Halo, Ran … cerita, dong, tentang ketrampilan multweetasking kamu ini …
Haha keterampilan sih engga. Mungkin saya tipikal orang yang emang bisa multitasking. Dalam satu waktu ngerjain hal hal yang bersamaan. Berhubung di twitter timeline saya seru seru banget, jadi saya bisa aplikasiin itu juga. Jadi biar sibuk masih bisa ngetwit hahaha. Ya, tapi kalo lagi beneran sibuk banget ampe ga kepegang HP sih ya nggak ngetwit juga. Disesuaikan sih, mana yang sekiranya saya harus ngetwit atau engga, ga enak juga lagi kumpul ama keluarga atau lagi rapat ama atasan malah twitteran :)) Seringnya emang lagi di kubikel. Sambil dengerin lagu, ngerjain kerjaan, cek TL ada yang seru ikutan main. Gitu aja sih :))

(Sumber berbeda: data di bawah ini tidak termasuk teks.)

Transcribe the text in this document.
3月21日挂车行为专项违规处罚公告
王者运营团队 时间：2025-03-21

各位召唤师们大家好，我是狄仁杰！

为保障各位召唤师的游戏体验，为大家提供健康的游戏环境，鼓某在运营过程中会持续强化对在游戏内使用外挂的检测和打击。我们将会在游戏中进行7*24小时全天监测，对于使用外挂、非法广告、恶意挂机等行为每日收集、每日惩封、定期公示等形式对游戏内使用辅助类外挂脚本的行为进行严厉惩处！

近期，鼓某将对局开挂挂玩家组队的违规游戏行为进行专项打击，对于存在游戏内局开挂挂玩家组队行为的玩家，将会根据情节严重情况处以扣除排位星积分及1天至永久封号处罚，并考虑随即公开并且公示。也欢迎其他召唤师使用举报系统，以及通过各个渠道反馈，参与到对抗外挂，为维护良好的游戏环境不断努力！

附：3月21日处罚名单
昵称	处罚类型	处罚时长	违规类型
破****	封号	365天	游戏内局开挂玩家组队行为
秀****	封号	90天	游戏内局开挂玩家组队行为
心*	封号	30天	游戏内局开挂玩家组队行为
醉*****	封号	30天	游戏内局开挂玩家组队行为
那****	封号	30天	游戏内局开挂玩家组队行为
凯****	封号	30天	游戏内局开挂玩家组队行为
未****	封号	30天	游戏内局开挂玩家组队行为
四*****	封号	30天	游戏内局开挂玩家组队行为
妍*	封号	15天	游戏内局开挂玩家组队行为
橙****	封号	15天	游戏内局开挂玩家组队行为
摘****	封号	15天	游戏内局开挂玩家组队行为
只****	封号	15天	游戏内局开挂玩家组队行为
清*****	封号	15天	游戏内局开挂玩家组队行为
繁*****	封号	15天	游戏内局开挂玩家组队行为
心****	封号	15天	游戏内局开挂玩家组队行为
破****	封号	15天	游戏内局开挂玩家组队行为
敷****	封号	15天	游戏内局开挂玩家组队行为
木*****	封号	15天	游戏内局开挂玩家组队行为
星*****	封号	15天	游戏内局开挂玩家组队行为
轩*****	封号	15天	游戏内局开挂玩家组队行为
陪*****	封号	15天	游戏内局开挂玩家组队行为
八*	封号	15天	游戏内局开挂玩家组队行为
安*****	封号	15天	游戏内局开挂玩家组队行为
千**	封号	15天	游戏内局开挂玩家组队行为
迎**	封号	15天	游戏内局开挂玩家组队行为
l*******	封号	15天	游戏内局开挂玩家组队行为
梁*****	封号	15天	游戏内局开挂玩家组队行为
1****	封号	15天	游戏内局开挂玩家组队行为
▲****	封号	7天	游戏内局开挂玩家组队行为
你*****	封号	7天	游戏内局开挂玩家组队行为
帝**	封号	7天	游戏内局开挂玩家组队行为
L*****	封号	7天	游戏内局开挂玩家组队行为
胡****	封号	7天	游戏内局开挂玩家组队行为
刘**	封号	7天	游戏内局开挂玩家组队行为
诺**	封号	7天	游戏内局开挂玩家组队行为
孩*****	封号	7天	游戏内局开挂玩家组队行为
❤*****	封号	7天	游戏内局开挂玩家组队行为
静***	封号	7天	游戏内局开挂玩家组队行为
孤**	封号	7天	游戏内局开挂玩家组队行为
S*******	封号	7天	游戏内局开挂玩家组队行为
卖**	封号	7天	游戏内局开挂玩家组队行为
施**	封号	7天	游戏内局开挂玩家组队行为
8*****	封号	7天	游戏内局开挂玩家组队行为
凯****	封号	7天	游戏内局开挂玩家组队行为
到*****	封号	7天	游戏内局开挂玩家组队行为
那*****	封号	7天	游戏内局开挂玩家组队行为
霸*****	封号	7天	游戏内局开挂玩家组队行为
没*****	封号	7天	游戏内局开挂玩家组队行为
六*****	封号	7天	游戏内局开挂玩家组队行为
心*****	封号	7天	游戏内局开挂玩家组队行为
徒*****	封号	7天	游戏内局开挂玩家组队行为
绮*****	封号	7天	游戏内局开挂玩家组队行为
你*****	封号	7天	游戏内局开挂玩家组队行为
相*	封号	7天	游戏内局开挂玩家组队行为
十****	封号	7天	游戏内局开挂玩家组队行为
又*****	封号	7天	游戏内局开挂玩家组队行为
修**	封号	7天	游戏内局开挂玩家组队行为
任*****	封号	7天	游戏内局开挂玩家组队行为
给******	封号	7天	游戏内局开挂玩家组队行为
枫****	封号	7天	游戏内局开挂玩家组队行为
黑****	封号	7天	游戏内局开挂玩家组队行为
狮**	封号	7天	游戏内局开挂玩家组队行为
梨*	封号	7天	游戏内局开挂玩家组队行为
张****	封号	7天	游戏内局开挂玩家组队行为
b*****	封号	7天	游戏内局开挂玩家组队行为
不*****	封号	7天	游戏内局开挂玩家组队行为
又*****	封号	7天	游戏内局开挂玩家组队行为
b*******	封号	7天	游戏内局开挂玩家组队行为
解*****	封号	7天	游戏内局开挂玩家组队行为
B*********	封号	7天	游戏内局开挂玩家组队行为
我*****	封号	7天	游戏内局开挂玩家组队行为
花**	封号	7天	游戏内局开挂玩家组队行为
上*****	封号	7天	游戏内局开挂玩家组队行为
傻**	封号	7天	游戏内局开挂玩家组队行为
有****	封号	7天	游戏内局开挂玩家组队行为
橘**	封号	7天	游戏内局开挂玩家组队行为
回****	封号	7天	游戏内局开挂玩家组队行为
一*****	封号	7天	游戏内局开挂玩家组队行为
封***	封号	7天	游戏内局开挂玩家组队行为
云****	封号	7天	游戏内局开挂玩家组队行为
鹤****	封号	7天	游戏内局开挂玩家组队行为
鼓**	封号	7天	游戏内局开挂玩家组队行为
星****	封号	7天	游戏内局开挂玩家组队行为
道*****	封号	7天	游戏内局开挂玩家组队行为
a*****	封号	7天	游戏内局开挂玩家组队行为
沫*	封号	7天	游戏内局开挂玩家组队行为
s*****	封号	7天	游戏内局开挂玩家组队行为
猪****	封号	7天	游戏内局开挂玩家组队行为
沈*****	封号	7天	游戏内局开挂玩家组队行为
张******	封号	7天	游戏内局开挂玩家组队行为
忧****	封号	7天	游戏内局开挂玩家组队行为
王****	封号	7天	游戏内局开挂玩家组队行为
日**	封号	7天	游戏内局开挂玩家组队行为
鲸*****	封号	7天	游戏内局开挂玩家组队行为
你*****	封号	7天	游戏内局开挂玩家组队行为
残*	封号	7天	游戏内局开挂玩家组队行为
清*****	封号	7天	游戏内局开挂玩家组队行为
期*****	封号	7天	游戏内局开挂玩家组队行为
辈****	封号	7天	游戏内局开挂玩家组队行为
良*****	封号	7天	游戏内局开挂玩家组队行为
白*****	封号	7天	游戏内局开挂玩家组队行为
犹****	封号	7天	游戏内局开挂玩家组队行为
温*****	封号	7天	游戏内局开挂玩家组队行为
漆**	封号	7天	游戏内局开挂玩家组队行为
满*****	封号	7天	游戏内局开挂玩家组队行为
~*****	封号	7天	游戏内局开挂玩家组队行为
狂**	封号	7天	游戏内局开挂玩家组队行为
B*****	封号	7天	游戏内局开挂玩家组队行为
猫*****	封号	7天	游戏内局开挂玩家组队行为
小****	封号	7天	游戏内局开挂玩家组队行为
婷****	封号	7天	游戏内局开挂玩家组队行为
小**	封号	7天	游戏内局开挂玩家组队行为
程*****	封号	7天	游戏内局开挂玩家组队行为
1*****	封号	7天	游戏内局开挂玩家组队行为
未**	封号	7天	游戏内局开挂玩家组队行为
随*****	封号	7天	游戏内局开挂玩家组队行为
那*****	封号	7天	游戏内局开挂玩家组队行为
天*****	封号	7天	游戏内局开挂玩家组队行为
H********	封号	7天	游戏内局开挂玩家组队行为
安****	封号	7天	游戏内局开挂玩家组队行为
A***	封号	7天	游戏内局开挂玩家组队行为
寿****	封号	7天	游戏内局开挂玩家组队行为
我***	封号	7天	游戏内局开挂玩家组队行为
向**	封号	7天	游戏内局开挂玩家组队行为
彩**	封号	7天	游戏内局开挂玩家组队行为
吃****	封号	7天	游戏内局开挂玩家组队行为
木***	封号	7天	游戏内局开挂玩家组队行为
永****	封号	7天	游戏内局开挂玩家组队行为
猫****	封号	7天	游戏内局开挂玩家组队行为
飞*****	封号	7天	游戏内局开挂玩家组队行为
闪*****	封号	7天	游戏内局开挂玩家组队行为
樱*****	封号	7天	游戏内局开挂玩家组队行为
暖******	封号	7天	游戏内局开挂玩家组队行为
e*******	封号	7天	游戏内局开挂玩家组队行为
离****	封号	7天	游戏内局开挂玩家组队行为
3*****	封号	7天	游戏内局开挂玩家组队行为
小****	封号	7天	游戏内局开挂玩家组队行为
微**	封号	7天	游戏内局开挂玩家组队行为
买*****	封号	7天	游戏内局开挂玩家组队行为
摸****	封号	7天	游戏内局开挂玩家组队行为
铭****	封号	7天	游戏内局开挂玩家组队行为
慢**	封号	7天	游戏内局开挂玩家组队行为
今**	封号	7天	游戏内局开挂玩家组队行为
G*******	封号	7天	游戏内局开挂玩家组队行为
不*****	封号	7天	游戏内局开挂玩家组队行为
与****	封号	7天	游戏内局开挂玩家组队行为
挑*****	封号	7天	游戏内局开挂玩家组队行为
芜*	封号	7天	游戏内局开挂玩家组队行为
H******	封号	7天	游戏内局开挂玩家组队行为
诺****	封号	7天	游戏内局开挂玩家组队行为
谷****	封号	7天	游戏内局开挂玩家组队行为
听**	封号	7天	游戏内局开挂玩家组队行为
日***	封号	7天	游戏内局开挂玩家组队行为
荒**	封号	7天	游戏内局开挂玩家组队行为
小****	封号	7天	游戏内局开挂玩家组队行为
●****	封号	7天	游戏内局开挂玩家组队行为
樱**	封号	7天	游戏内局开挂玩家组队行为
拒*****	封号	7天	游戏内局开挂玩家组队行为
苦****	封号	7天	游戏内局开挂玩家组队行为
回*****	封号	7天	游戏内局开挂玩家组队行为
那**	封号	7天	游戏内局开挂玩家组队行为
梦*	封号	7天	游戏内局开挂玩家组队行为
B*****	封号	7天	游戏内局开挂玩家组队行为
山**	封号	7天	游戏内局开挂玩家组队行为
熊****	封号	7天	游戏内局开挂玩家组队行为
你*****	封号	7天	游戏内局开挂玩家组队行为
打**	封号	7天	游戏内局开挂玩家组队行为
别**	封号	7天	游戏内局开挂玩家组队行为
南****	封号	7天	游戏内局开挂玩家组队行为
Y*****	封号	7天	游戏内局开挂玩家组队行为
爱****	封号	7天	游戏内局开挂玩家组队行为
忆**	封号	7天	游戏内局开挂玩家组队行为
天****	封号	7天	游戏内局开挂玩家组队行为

Salah satu contoh kamu nge-tweet di saat yang unusual kapan, Ran?
Kayak kemarin lagi kejebak di LIFT bisa ngetweet hahaha. abisnya bingung mau ngapain, kalo ngetweet kan seakan-akan kita bicara sama banyak orang, terserah mau dibaca atau tidak :))

Hahaha … baiklah. Jadi di lift itu kan dirimu nge-tweet pakai BB kamu kan, ya? Buat kamu, BB itu ibarat apa?
BB sekarang kayak organizer sih. Barang pertama yang saya pegang kalau bangun tuh ya HP (maklum jadi alarm juga), kerjaan-kerjaan juga masuk ke push email, dan tentunya ngetwit juga. Karena bagi saya twitter/timeline itu jadi kayak brain playground. Bukan cuma ngasih tau kita sedang apa, tapi juga berkreasi dengan kata kata sejumlah 140 karakter. Kadang bikin puisi/main plesetan. Ya semacam sampah otak yang bisa dinikmati bareng-bareng kalo kuat ama timeline saya hahaha

Dari tweet-tweet kamu, kamu ngehasilin buku Anjing Gombal katanya, ya? Cerita, dong, cerita, dong … =D
Saya di Jakarta ini ga begitu punya banyak teman karena saya bukan asli sini. Lalu di twitter saya suka follow random orang-orang yang suka berkicau yang menarik bagi saya. Saat itu saya follow @sepatumerah, dan dia pernah mainan hashtag #anjinggombal. Sayaaa kebetulan pas kuliah juga suka ngejoke-ngejoke gombal gitu, saya keluarin lah, semacam perang gombal ama mbak @sepatumerah. Lalu merembet jadi follow orang-orang lain yang suka menggombal juga. Ada @sugahpuff @jonathanend @exotrisc, @nisankubur dan lalu akhirnya kita memutuskan untuk membuat akun @anjinggombal. Kita juga ditawarin oleh "bukune" (sebuah penerbit) untuk mengumpulkan kompilasi twit dari anjinggombal. Dan akhirnya kita putuskan untuk ijin ke semua kontributor yang pernah kita RT di akun anjinggombal, lalu royalti penjualan buku akan kita sumbangkan ke Yayasan tunas Cendikia.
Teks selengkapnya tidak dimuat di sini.